ワイパーが一定のリズムでフロントガラスを掃く。
雨に濡れた路面は均一ではなく、傷んだアスファルトの溝にだけ光が強く反射していた。
街灯が途切れるたび、車体の影が歪む。
信号の上には黒い半球、防犯カメラだ。
レンズの向きを見れば、どの道が映り、どこが死角になるかがすぐにわかる。
右に曲がれば、しばらくカメラの目が届かない区間が続く。
橋の手前で左に折れれば、裏道へ抜けられる。
逃げる側がどう動くかは、性格で決まる。
慎重な者は裏を使い、勢いだけの者は大通りを突っ切る。
矢上はそのどちらのルートも頭の中でなぞりながら、ライトに照らされる街を静かに見つめていた。

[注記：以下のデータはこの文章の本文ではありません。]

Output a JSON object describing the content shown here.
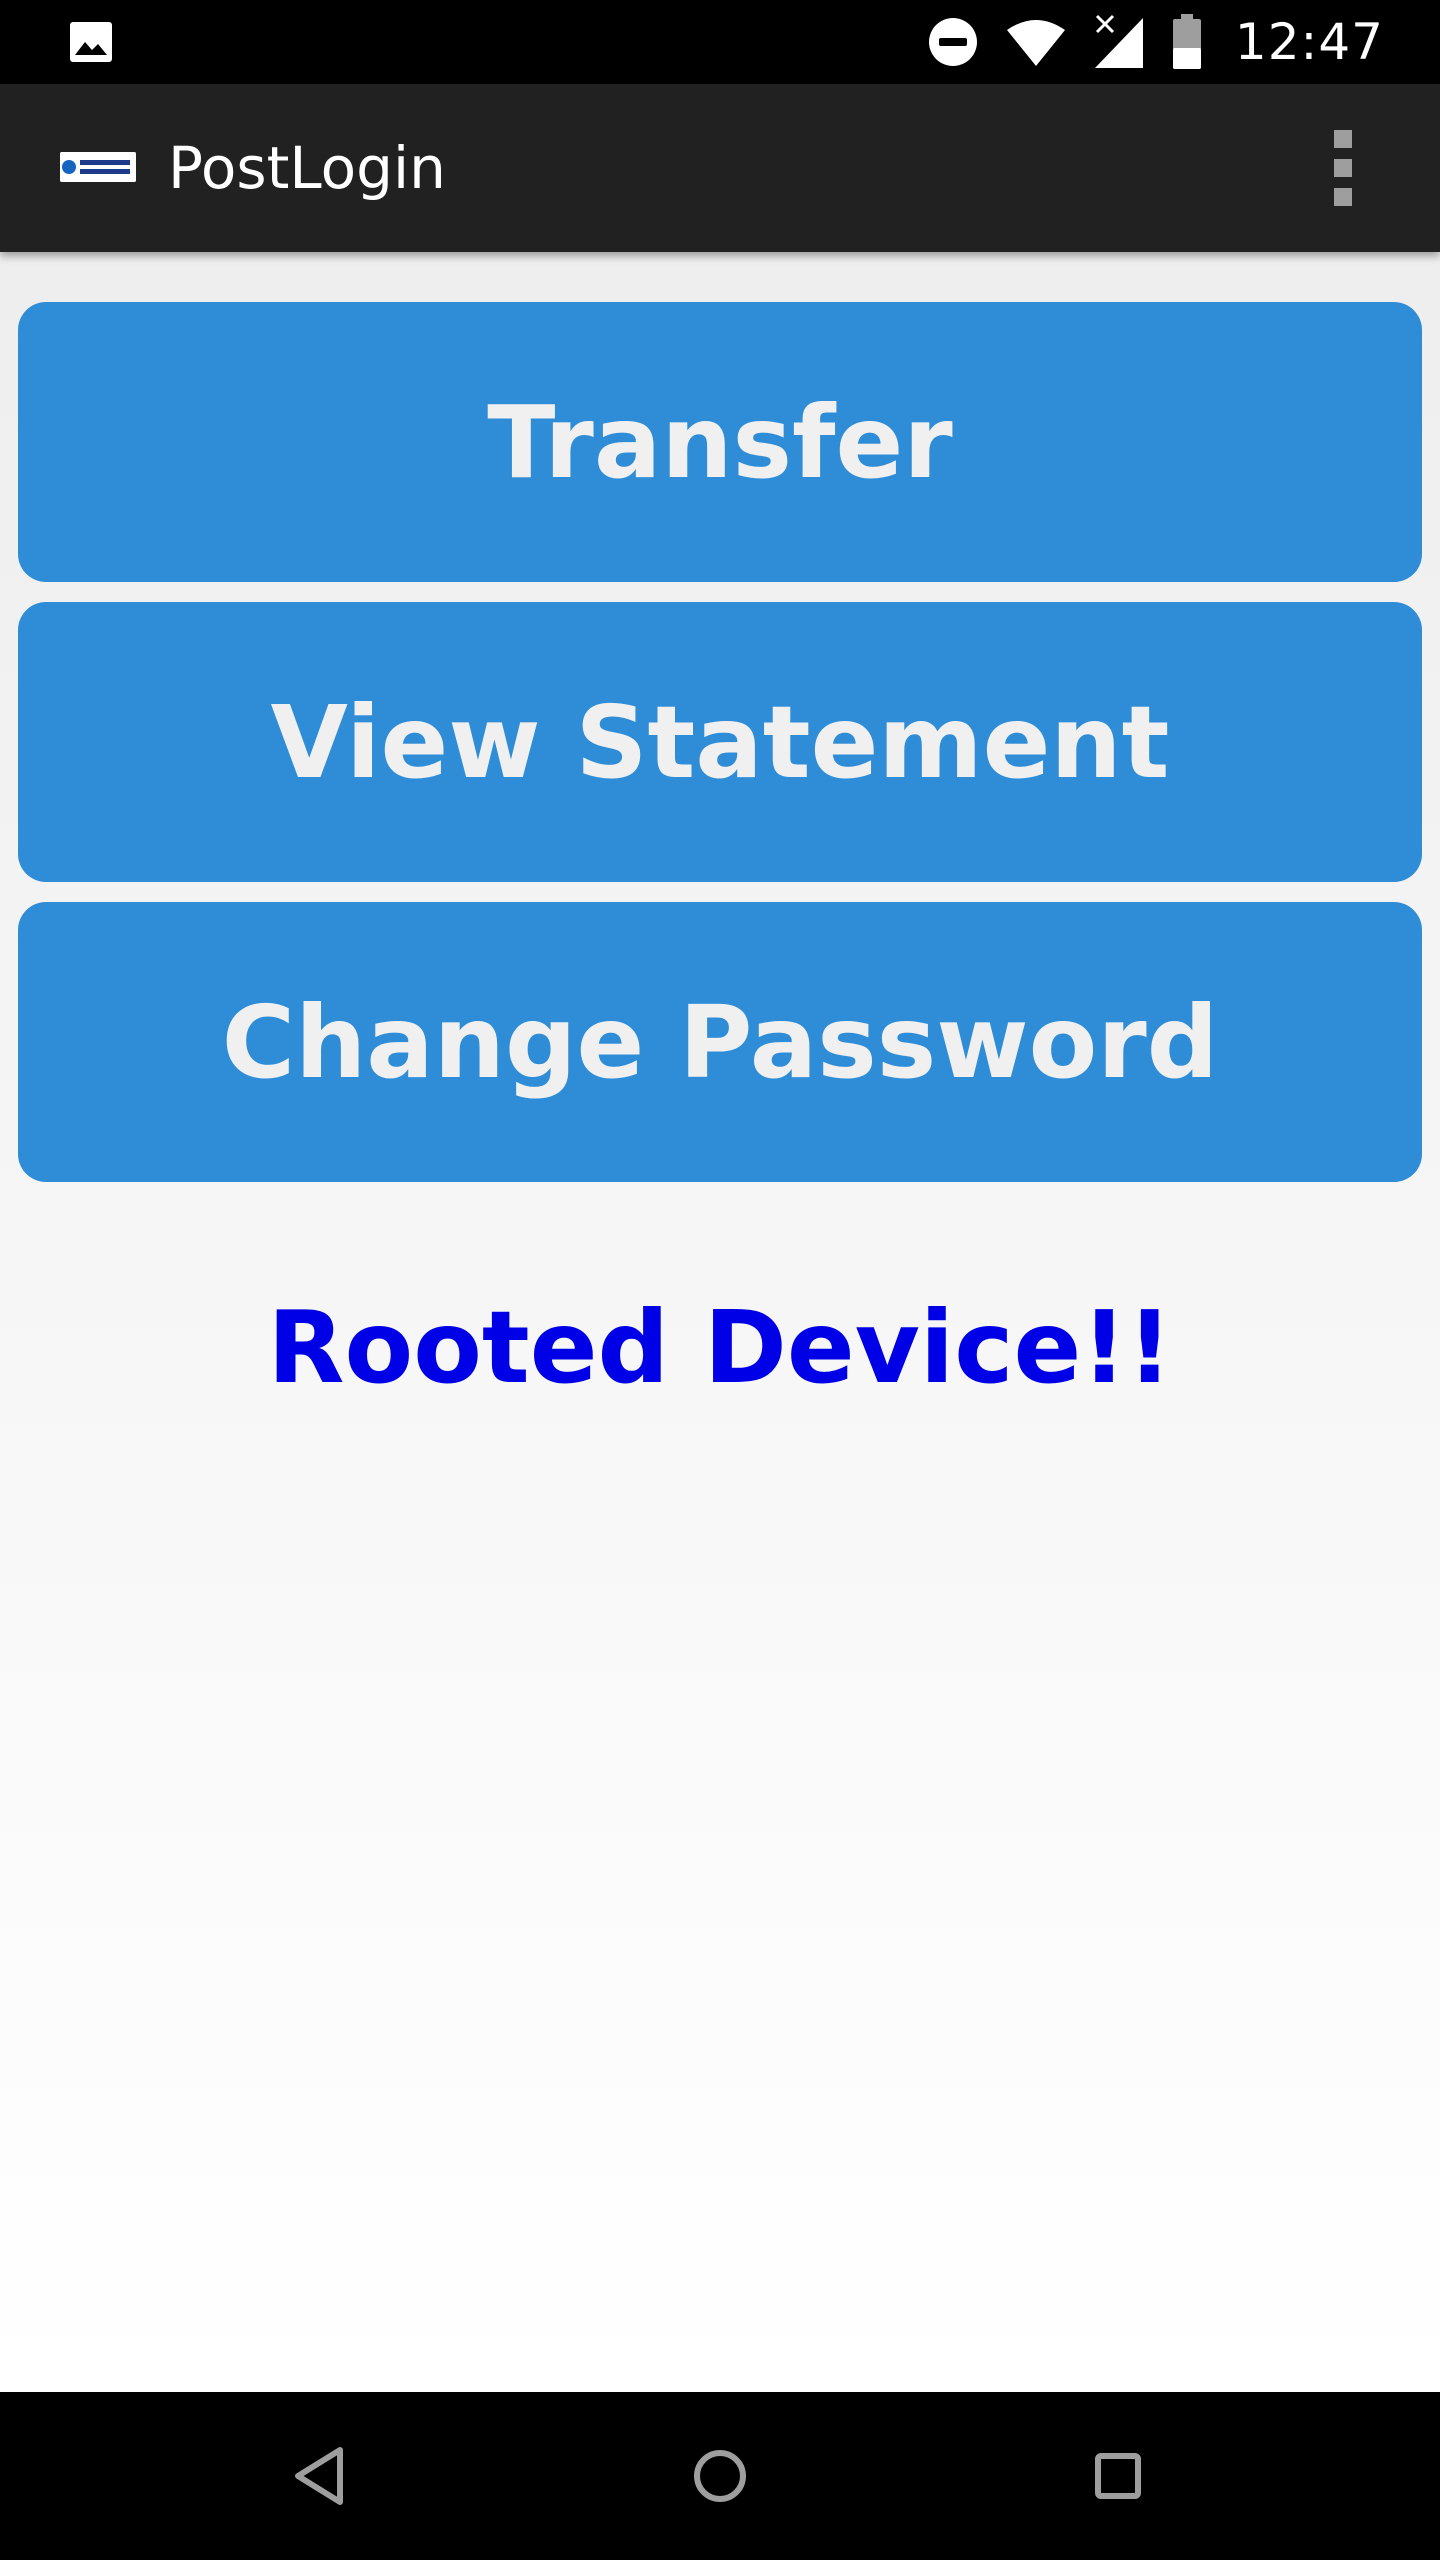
{
  "status_bar": {
    "time": "12:47",
    "icons": [
      "image-notification-icon",
      "do-not-disturb-icon",
      "wifi-icon",
      "cell-signal-no-data-icon",
      "battery-icon"
    ]
  },
  "app_bar": {
    "logo_icon": "security-innovation-logo",
    "title": "PostLogin",
    "menu_icon": "overflow-menu-icon"
  },
  "buttons": {
    "transfer": "Transfer",
    "view_statement": "View Statement",
    "change_password": "Change Password"
  },
  "status_message": "Rooted Device!!",
  "colors": {
    "button_background": "#2f8dd8",
    "button_text": "#f0f0f0",
    "status_message": "#0000e6",
    "app_bar": "#212121"
  },
  "navigation": {
    "icons": [
      "back-icon",
      "home-icon",
      "recents-icon"
    ]
  }
}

信号で停まると、矢上の指先がハンドルの縁を軽く叩いた。
数を数えているわけではない。
呼吸を整えるように、待ち時間をリズムで埋めているだけだ。
北区に入ると、建物の輪郭が低くなった。
遠くの海がまだ見えないのに、空気の湿度が変わる。
街の中心より重く、冷たい匂いが混じっていた。
廃ビルが視界に入る。
四角い箱のような建物。壁には、すでに倒産した会社のロゴがかすかに残っている。
駐車区画には、ライトを落とした車が三台。
道路脇で、赤い点が一瞬だけ灯った。
タバコの火だ。
その近くに二人。
立ち位置と体の向きが違う。
一人は建物の正面を監視し、もう一人は道路側を拾っている。
無線のノイズが、雨の中にかすかに混じった。
靴底の重心の置き方、間の取り方。
訓練を受けた兵の動きだとわかる。
矢上は車を離れた場所に止め、そこから徒歩で距離を詰めた。
雨に濡れた路面が、足音を隠す。
動くにはちょうどいい環境だ。
建物の出入口は三つ。
表の自動ドアは止まり、ガラス越しに真っ暗なロビーが見える。
非常階段の扉は錆びており、踏めば音が響く。
搬入口のシャッターは半分だけ下りていて、下の隙間から淡い光が漏れていた。
この時間に明かりがある理由など、ひとつしかない。
矢上は立ち止まり、ビル全体を視線でなぞる。
建物の構造、進入経路、障害物、そして逃走路。
脳内でルートが組み上がっていく。
やるべきことは決まっていた。
――まず心春を確保。
――次に脱出経路を確保。
――最後に、必要なら掃討。
呼吸をひとつ、静かに整える。
声にはしない。
だが、心の底でだけ確かに言葉が形になる。